The levels of many amino acids, the catabolites of proteins, were increased, except for glutamate, which is related to various metabolic reactions, after 3 h of reperfusion in the Isc. hemisphere (Fig. 5b). The inhibition of protein synthesis and the progression of protein degradation after reperfusion have been reported previously (Bylund-Fellenius et al. 1984; Neumar 2000). Although MSI data alone cannot explain the characteristic behavior of amino acids, the above-mentioned protein alterations after reperfusion probably contribute to the accumulation of the building blocks of proteins 3 h after reperfusion. MSI also showed a significant increase in the aspartate level in the whole regions of the Isc. hemisphere after 3 h of reperfusion (Fig. 5a, No.6).
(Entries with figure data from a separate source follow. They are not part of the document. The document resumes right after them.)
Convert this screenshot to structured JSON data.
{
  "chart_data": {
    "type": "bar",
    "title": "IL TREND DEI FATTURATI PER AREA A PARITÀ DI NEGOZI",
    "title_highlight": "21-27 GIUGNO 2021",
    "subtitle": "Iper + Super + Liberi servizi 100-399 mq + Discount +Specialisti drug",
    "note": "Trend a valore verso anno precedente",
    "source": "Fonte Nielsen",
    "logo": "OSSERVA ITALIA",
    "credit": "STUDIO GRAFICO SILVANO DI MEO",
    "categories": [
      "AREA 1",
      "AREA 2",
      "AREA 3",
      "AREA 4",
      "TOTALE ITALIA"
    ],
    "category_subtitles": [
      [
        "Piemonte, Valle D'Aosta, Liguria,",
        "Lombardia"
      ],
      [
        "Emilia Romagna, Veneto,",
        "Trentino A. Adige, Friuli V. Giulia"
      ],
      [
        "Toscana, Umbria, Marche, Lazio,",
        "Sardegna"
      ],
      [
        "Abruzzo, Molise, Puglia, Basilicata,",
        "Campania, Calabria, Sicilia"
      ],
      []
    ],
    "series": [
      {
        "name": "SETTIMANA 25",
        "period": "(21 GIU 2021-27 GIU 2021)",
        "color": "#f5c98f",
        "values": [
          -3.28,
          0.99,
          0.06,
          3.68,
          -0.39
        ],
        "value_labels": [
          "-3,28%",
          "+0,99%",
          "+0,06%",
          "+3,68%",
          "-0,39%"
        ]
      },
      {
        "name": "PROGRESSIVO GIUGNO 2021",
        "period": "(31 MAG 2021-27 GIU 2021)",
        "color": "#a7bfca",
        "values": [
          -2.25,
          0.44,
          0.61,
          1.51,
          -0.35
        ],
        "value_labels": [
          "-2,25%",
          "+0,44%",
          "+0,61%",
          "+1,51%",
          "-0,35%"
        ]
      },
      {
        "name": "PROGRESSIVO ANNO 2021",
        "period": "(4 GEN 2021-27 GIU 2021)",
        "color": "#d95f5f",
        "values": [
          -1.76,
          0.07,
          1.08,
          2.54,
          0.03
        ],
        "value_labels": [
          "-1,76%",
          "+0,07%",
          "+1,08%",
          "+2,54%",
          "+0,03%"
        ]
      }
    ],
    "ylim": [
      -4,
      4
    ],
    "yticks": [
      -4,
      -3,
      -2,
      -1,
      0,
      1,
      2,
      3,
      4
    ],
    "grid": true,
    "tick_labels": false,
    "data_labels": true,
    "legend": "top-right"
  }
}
In this study, MSI was not able to trace most of the amino acids measured by LC–MS. However, our findings that the LC–MS data exhibited a relatively high correlation with the MSI data (Fig. 4) suggest that amino acids showing a similar behavior to aspartate in the LC–MS results may show an aspartate-like distribution in the Isc. hemisphere, although further studies are needed to confirm whether this is the case.
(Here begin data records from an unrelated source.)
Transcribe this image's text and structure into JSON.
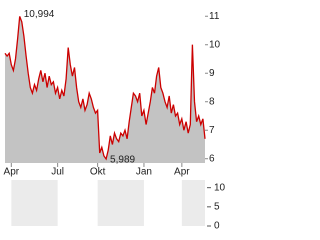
{
  "chart_data": {
    "type": "area",
    "categories": [
      null,
      null,
      null,
      "Apr",
      null,
      null,
      null,
      null,
      null,
      null,
      null,
      null,
      null,
      null,
      null,
      null,
      null,
      null,
      null,
      null,
      null,
      null,
      null,
      null,
      null,
      "Jul",
      null,
      null,
      null,
      null,
      null,
      null,
      null,
      null,
      null,
      null,
      null,
      null,
      null,
      null,
      null,
      null,
      null,
      null,
      "Okt",
      null,
      null,
      null,
      null,
      null,
      null,
      null,
      null,
      null,
      null,
      null,
      null,
      null,
      null,
      null,
      null,
      null,
      null,
      null,
      null,
      null,
      "Jan",
      null,
      null,
      null,
      null,
      null,
      null,
      null,
      null,
      null,
      null,
      null,
      null,
      null,
      null,
      null,
      null,
      null,
      "Apr",
      null,
      null,
      null,
      null,
      null,
      null,
      null,
      null,
      null,
      null,
      null
    ],
    "values": [
      9.7,
      9.6,
      9.7,
      9.3,
      9.1,
      9.5,
      10.2,
      10.994,
      10.8,
      10.3,
      9.6,
      9.0,
      8.5,
      8.3,
      8.6,
      8.4,
      8.8,
      9.1,
      8.7,
      9.0,
      8.5,
      8.9,
      8.6,
      8.7,
      8.3,
      8.5,
      8.1,
      8.4,
      8.2,
      8.8,
      9.9,
      9.3,
      8.9,
      9.2,
      8.5,
      8.0,
      7.8,
      8.1,
      7.7,
      7.9,
      8.3,
      8.1,
      7.8,
      7.6,
      7.7,
      6.2,
      6.4,
      6.1,
      5.989,
      6.3,
      6.8,
      6.5,
      6.9,
      6.7,
      6.6,
      6.9,
      6.8,
      7.0,
      6.7,
      7.3,
      7.8,
      8.3,
      8.2,
      8.0,
      8.3,
      7.5,
      7.7,
      7.2,
      7.6,
      8.0,
      8.5,
      8.3,
      8.9,
      9.2,
      8.5,
      8.3,
      8.0,
      7.8,
      8.2,
      7.6,
      7.9,
      7.5,
      7.6,
      7.2,
      7.4,
      7.0,
      7.3,
      6.9,
      7.2,
      10.0,
      8.0,
      7.3,
      7.5,
      7.2,
      7.4,
      6.7
    ],
    "color": "#cc0000",
    "fill": "#c3c3c3",
    "ylim": [
      5.85,
      11.5
    ],
    "yticks": [
      6,
      7,
      8,
      9,
      10,
      11
    ],
    "high_label": "10,994",
    "low_label": "5,989",
    "volume": {
      "ylim": [
        0,
        12
      ],
      "yticks": [
        0,
        5,
        10
      ]
    }
  }
}
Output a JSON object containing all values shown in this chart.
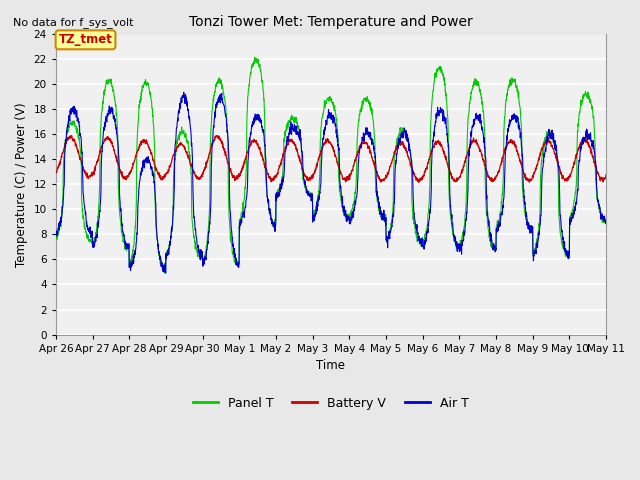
{
  "title": "Tonzi Tower Met: Temperature and Power",
  "no_data_text": "No data for f_sys_volt",
  "ylabel": "Temperature (C) / Power (V)",
  "xlabel": "Time",
  "ylim": [
    0,
    24
  ],
  "yticks": [
    0,
    2,
    4,
    6,
    8,
    10,
    12,
    14,
    16,
    18,
    20,
    22,
    24
  ],
  "xtick_labels": [
    "Apr 26",
    "Apr 27",
    "Apr 28",
    "Apr 29",
    "Apr 30",
    "May 1",
    "May 2",
    "May 3",
    "May 4",
    "May 5",
    "May 6",
    "May 7",
    "May 8",
    "May 9",
    "May 10",
    "May 11"
  ],
  "panel_color": "#00cc00",
  "battery_color": "#cc0000",
  "air_color": "#0000cc",
  "legend_labels": [
    "Panel T",
    "Battery V",
    "Air T"
  ],
  "annotation_label": "TZ_tmet",
  "annotation_box_color": "#ffff99",
  "annotation_box_edge": "#cc8800",
  "annotation_text_color": "#cc0000",
  "bg_color": "#e8e8e8",
  "plot_bg_color": "#f0f0f0",
  "n_days": 15,
  "n_pts_per_day": 144,
  "panel_peaks": [
    17.0,
    20.3,
    20.2,
    16.2,
    20.3,
    22.0,
    17.2,
    18.9,
    18.8,
    16.3,
    21.3,
    20.2,
    20.4,
    16.1,
    19.2
  ],
  "panel_valleys": [
    7.5,
    7.0,
    5.3,
    6.3,
    5.6,
    9.0,
    11.2,
    9.4,
    9.3,
    7.5,
    7.1,
    6.9,
    8.4,
    6.4,
    9.2
  ],
  "air_peaks": [
    18.0,
    18.0,
    14.0,
    19.0,
    19.0,
    17.5,
    16.5,
    17.5,
    16.2,
    16.1,
    18.0,
    17.5,
    17.5,
    16.0,
    16.0
  ],
  "air_valleys": [
    8.0,
    7.0,
    5.3,
    6.3,
    5.6,
    8.8,
    11.0,
    9.3,
    9.2,
    7.4,
    7.0,
    6.9,
    8.3,
    6.3,
    9.1
  ],
  "battery_peaks": [
    15.8,
    15.7,
    15.5,
    15.2,
    15.8,
    15.5,
    15.5,
    15.5,
    15.4,
    15.3,
    15.4,
    15.5,
    15.5,
    15.5,
    15.6
  ],
  "battery_valleys": [
    12.6,
    12.5,
    12.5,
    12.5,
    12.5,
    12.4,
    12.4,
    12.4,
    12.3,
    12.3,
    12.3,
    12.3,
    12.3,
    12.4,
    12.4
  ]
}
On the other hand, the levels of almost all amino acids, including glutamate, were reduced at 24 h (Fig. 5b). The energy production was reported to be depressed after reperfusion due to the inactivation of TCA cycle-related enzymes, aconitase and 2-oxoglutarate dehydrogenase, resulting from the hypergeneration of ROS (Tretter and Adam 2000). In addition, we previously found that citrate synthase activity was not affected by ischemia–reperfusion (Miura et al. 2010b). The LC–MS analysis in the present study also showed that TCA cycle intermediates, citrate (CPu and CTX) and malate (CPu), were accumulated in the Isc. hemisphere after reperfusion. These observations raise a possibility that the reduction of amino acids may be partially due to their utilization as TCA cycle intermediates for reactivation of the TCA cycle. The MSI data also revealed that the increase in citrate, as well as the decrease in aspartate and glutamate after 24 h of reperfusion were characteristically heterogeneously distributed in the Isc. hemisphere (Fig. 5a, No. 4–6).

As previously mentioned in the description of the LC–MS-based metabolic profiling (Fig. 2), the blood supply of the brain is provided via not only the MCA, but also several other arteries (such as the anterior and posterior cerebral arteries). The artery-regulated region is not necessarily consistent with each functional compartment. In fact, the blood supply of the CTX is regulated by both the MCA and other arteries. Intriguingly, the region with the most characteristic metabolic variation (citrate, aspartate and glutamate) shown by MSI was relatively consistent with the specific region demonstrating remarkable lowering of the blood flow by occlusion of the MCA (Kitagawa et al. 1998).

4 Concluding remarks

In the present study, we were able to visualize diverse spatiotemporal metabolic dynamics within the central metabolic pathway and its periphery in the MCAO rat brain during infarct formation using an integrated technique combining MSI with LC–MS. Using representative tissue samples of different functional compartments, LC–MS was used to trace the temporal changes of many metabolites which could not be visualized by MSI. Significant metabolic changes in the blood supplying area from the MCA were observed by a series of region-specific behavioral analyses. To date, conventional pathological analysis of MCAO models has not shown the spatiotemporal metabolic behaviors after reperfusion. In contrast, we herein visualized a MCA-regulated metabolic change in several metabolic pathways, including the pyrimidine-, amino acid- and TCA cycle-related metabolism, during pathological progression. Thus, our new approach combining MSI (spatial information but low coverage) and its complementary technique LC–MS (high coverage but loss of spatial information) will provide insight into the understanding of the complex pathological mechanism(s) of ischemia–reperfusion injury. This could be broadly applicable to emerging issues in the precise pathological evaluation of target tissues in both preclinical and clinical settings, and may become a compulsory technique for in situ pharmacometabolomics and biomarker discovery.